Yesterday everybody who was paying attention knew that a horrible inflation report was coming today -- so much so that even financial news organizations published stories about it, like this one dispatched to you:
Presumably this anticipation encompassed the trading rooms of the Federal Reserve Bank of New York, the Bank for International Settlements, and the Bank of England, the executors of gold price suppression policy.
The people executing the policy there well may have understood that to smash the monetary metals on the day of a horrible inflation report might seem just too anomalous and counterintuitive, risking the outside chance that a mainstream financial news organization might remark on the strangeness.
But a smash on the day before the horrible inflation report would not run such a risk. The monetary metals can be smashed seemingly without cause on almost any day without provoking much curiosity from mainstream financial news organizations. And when a smash just has to be noticed, almost any explanation can be contrived short of putting a critical question to central banks, the major if surreptitious participants in the metals markets.

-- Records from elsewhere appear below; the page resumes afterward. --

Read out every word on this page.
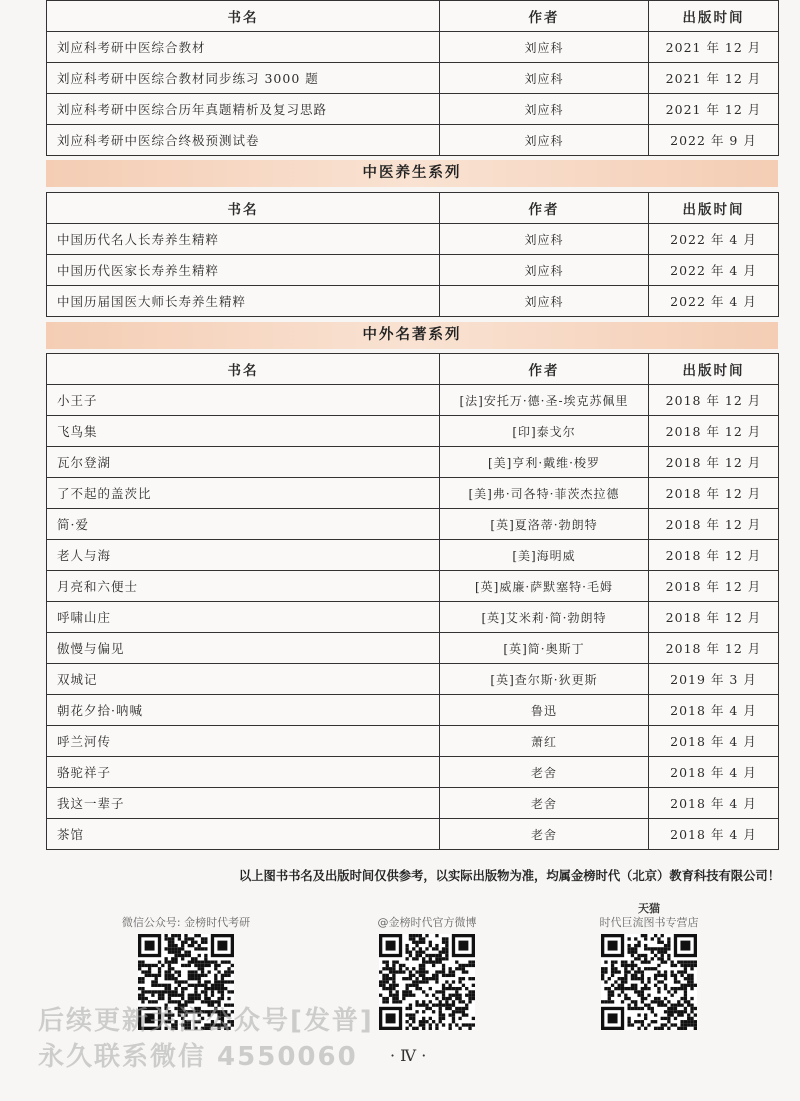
书名	作者	出版时间
刘应科考研中医综合教材	刘应科	2021 年 12 月
刘应科考研中医综合教材同步练习 3000 题	刘应科	2021 年 12 月
刘应科考研中医综合历年真题精析及复习思路	刘应科	2021 年 12 月
刘应科考研中医综合终极预测试卷	刘应科	2022 年 9 月
中医养生系列
书名	作者	出版时间
中国历代名人长寿养生精粹	刘应科	2022 年 4 月
中国历代医家长寿养生精粹	刘应科	2022 年 4 月
中国历届国医大师长寿养生精粹	刘应科	2022 年 4 月
中外名著系列
书名	作者	出版时间
小王子	[法]安托万·德·圣-埃克苏佩里	2018 年 12 月
飞鸟集	[印]泰戈尔	2018 年 12 月
瓦尔登湖	[美]亨利·戴维·梭罗	2018 年 12 月
了不起的盖茨比	[美]弗·司各特·菲茨杰拉德	2018 年 12 月
简·爱	[英]夏洛蒂·勃朗特	2018 年 12 月
老人与海	[美]海明威	2018 年 12 月
月亮和六便士	[英]威廉·萨默塞特·毛姆	2018 年 12 月
呼啸山庄	[英]艾米莉·简·勃朗特	2018 年 12 月
傲慢与偏见	[英]简·奥斯丁	2018 年 12 月
双城记	[英]查尔斯·狄更斯	2019 年 3 月
朝花夕拾·呐喊	鲁迅	2018 年 4 月
呼兰河传	萧红	2018 年 4 月
骆驼祥子	老舍	2018 年 4 月
我这一辈子	老舍	2018 年 4 月
茶馆	老舍	2018 年 4 月
以上图书书名及出版时间仅供参考，以实际出版物为准，均属金榜时代（北京）教育科技有限公司！
微信公众号: 金榜时代考研	@金榜时代官方微博
天猫
时代巨流图书专营店
后续更新关注公众号[发普]
永久联系微信 4550060 · Ⅳ ·
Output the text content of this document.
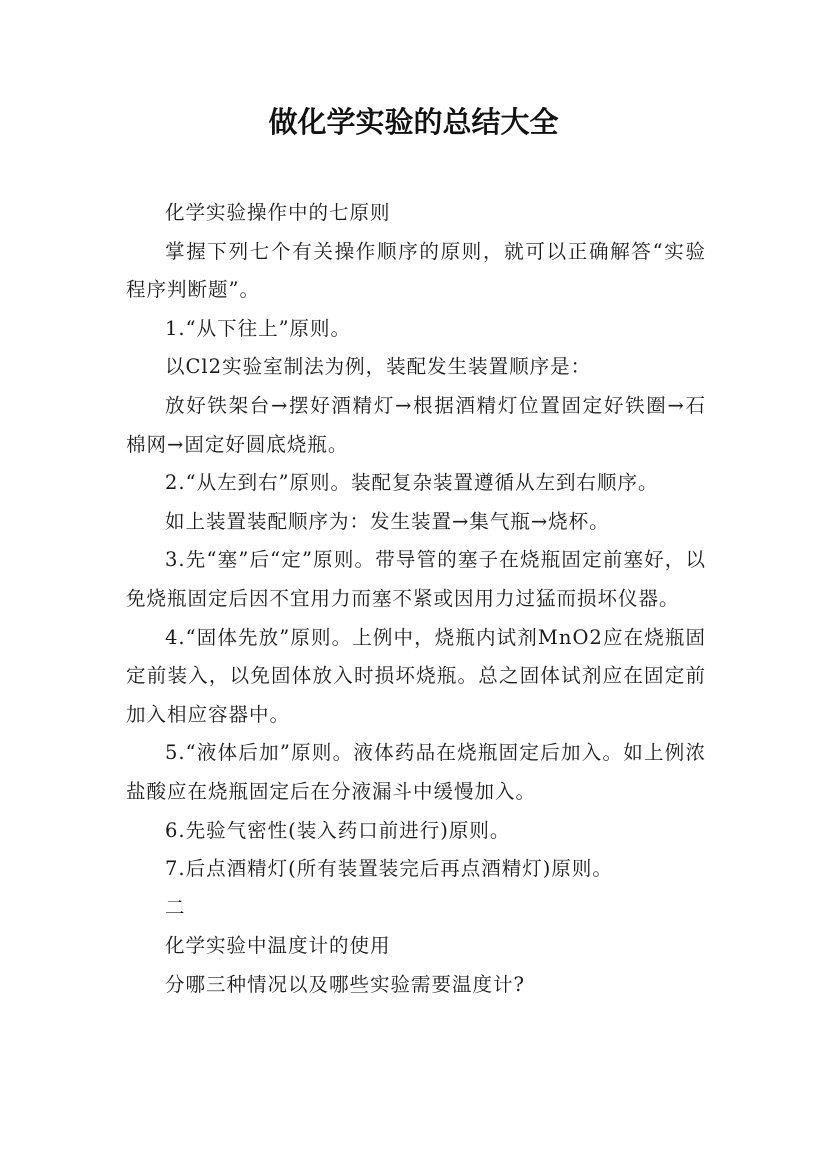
做化学实验的总结大全

化学实验操作中的七原则

掌握下列七个有关操作顺序的原则，就可以正确解答“实验程序判断题”。

1.“从下往上”原则。

以Cl2实验室制法为例，装配发生装置顺序是：

放好铁架台→摆好酒精灯→根据酒精灯位置固定好铁圈→石棉网→固定好圆底烧瓶。

2.“从左到右”原则。装配复杂装置遵循从左到右顺序。

如上装置装配顺序为：发生装置→集气瓶→烧杯。

3.先“塞”后“定”原则。带导管的塞子在烧瓶固定前塞好，以免烧瓶固定后因不宜用力而塞不紧或因用力过猛而损坏仪器。

4.“固体先放”原则。上例中，烧瓶内试剂MnO2应在烧瓶固定前装入，以免固体放入时损坏烧瓶。总之固体试剂应在固定前加入相应容器中。

5.“液体后加”原则。液体药品在烧瓶固定后加入。如上例浓盐酸应在烧瓶固定后在分液漏斗中缓慢加入。

6.先验气密性(装入药口前进行)原则。

7.后点酒精灯(所有装置装完后再点酒精灯)原则。

二

化学实验中温度计的使用

分哪三种情况以及哪些实验需要温度计?
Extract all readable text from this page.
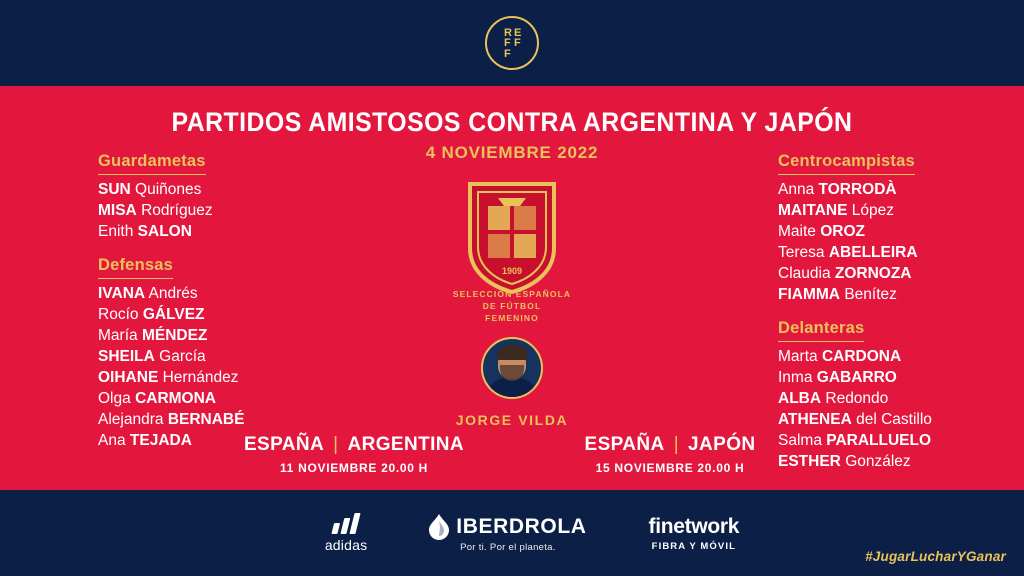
R
F
E
F
F
PARTIDOS AMISTOSOS CONTRA ARGENTINA Y JAPÓN
4 NOVIEMBRE 2022
1909
SELECCIÓN ESPAÑOLA
DE FÚTBOL
FEMENINO
JORGE VILDA
ESPAÑA | ARGENTINA
11 NOVIEMBRE 20.00 H
ESPAÑA | JAPÓN
15 NOVIEMBRE 20.00 H
Guardametas
SUN Quiñones
MISA Rodríguez
Enith SALON
Defensas
IVANA Andrés
Rocío GÁLVEZ
María MÉNDEZ
SHEILA García
OIHANE Hernández
Olga CARMONA
Alejandra BERNABÉ
Ana TEJADA
Centrocampistas
Anna TORRODÀ
MAITANE López
Maite OROZ
Teresa ABELLEIRA
Claudia ZORNOZA
FIAMMA Benítez
Delanteras
Marta CARDONA
Inma GABARRO
ALBA Redondo
ATHENEA del Castillo
Salma PARALLUELO
ESTHER González
adidas
IBERDROLA
Por ti. Por el planeta.
finetwork
FIBRA Y MÓVIL
#JugarLucharYGanar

So the metals could be safely smashed yesterday to nullify in advance the gains they would make on the horrible inflation report today. Today's headlines, like this one from Bloomberg News --
"Consumer Prices in U.S. Advance by Most in Nearly Nine Years"
https://www.bloomberg.com/news/articles/2021-04-13/u-s-consumer-prices-i...
-- have put the monetary metals only back to where they ended last week, and nothing seems out of place to the people who would prefer not to look.
CHRIS POWELL, Secretary/Treasurer
Gold Anti-Trust Action Committee Inc.